Probleme im Nord-Süd Verkehr – aus einer anderen Optik

In diesen Tagen fuhr ich mit einem Kollegen erneut in den Tessin, um ihm den Stand der Baustelle der neuen Eisenbahnlinie zwischen Stabio und Arcisate zu zeigen. Wir trafen uns im HB Zürich um 07.00 Uhr, um mit dem EC 13 nach Lugano zu fahren.

Lag es an der Zugsnummer – der ominösen 13? Auf der Anzeigetafel wurde gemeldet, dass der Zug wegen einem technischen Problem auf der Strecke zwischen Horgen und Baar über Othmarsingen-Wohlen umgeleitet würde. Die Pannenserie setzte sich fort. In Arth-Goldau wurden den Reisenden mitgeteilt, dass unser Zug wegen einem im Gotthard-Basistunnel blockierten Zug über die Bergstrecke fahren würde. Schlussendlich trafen wir mit über einer Stunde Verspätung in Lugano ein.

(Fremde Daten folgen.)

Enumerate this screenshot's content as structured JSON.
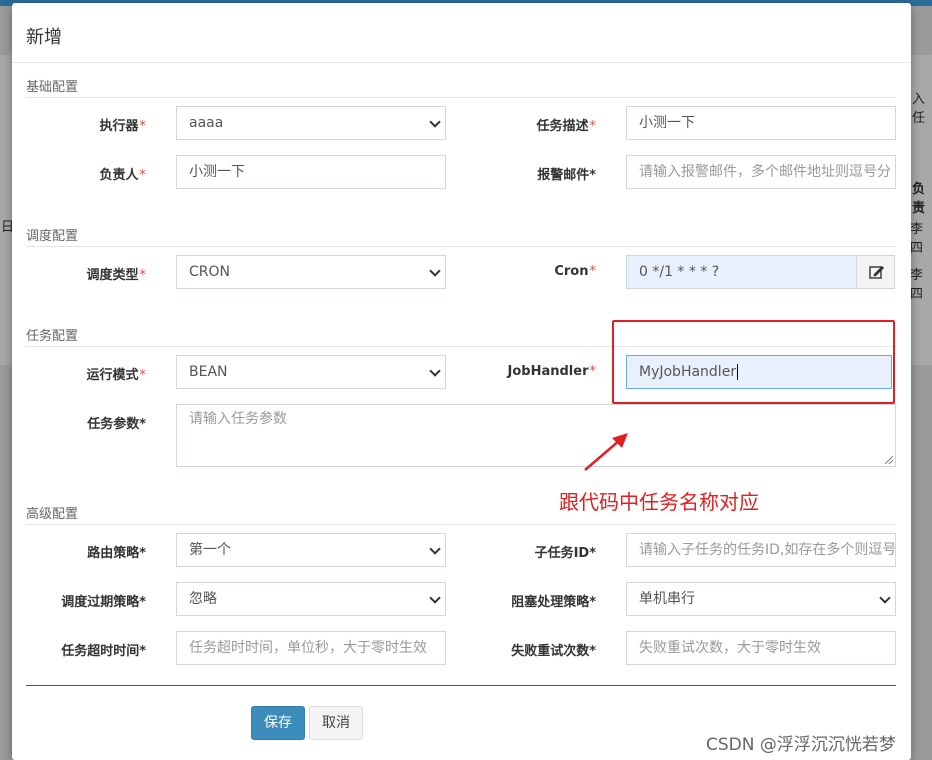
{
  "background": {
    "right_cut_1": "入任",
    "right_cut_2": "负责",
    "right_cut_3": "李四",
    "right_cut_4": "李四",
    "left_cut": "日"
  },
  "modal": {
    "title": "新增",
    "sections": {
      "basic": "基础配置",
      "schedule": "调度配置",
      "task": "任务配置",
      "advanced": "高级配置"
    },
    "fields": {
      "executor": {
        "label": "执行器",
        "required": "*",
        "value": "aaaa"
      },
      "job_desc": {
        "label": "任务描述",
        "required": "*",
        "value": "小测一下"
      },
      "author": {
        "label": "负责人",
        "required": "*",
        "value": "小测一下"
      },
      "alarm_email": {
        "label": "报警邮件*",
        "placeholder": "请输入报警邮件，多个邮件地址则逗号分"
      },
      "schedule_type": {
        "label": "调度类型",
        "required": "*",
        "value": "CRON"
      },
      "cron": {
        "label": "Cron",
        "required": "*",
        "value": "0 */1 * * * ?"
      },
      "run_mode": {
        "label": "运行模式",
        "required": "*",
        "value": "BEAN"
      },
      "job_handler": {
        "label": "JobHandler",
        "required": "*",
        "value": "MyJobHandler"
      },
      "job_param": {
        "label": "任务参数*",
        "placeholder": "请输入任务参数"
      },
      "route_strategy": {
        "label": "路由策略*",
        "value": "第一个"
      },
      "child_job": {
        "label": "子任务ID*",
        "placeholder": "请输入子任务的任务ID,如存在多个则逗号分隔"
      },
      "misfire_strategy": {
        "label": "调度过期策略*",
        "value": "忽略"
      },
      "block_strategy": {
        "label": "阻塞处理策略*",
        "value": "单机串行"
      },
      "timeout": {
        "label": "任务超时时间*",
        "placeholder": "任务超时时间，单位秒，大于零时生效"
      },
      "fail_retry": {
        "label": "失败重试次数*",
        "placeholder": "失败重试次数，大于零时生效"
      }
    },
    "buttons": {
      "save": "保存",
      "cancel": "取消"
    }
  },
  "annotation": {
    "text": "跟代码中任务名称对应",
    "color": "#e02020"
  },
  "watermark": "CSDN @浮浮沉沉恍若梦",
  "colors": {
    "primary": "#3c8dbc",
    "required": "#dd4b39",
    "autofill": "#e8f0fe"
  },
  "icons": {
    "cron_button": "edit-icon"
  }
}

Auf der langen Reise hatte ich hinreichend Gelegenheit, unseren Zugbegleiter zu beobachten. Der sympathische jüngere Herr war korrekt gekleidet und zirkulierte mehrmals durch unseren Wagen. Er wirkte ziemlich niedergeschlagen. Unsere Fahrausweise wurden nie kontrolliert. Kurz vor Lugano schritt der Zugchef mit einem Bündel von Gutscheinen durch den Zug und überreichte jedem Fahrgast wortlos einen Gutschein von CHF 5.- für Dienstleistungen der SBB.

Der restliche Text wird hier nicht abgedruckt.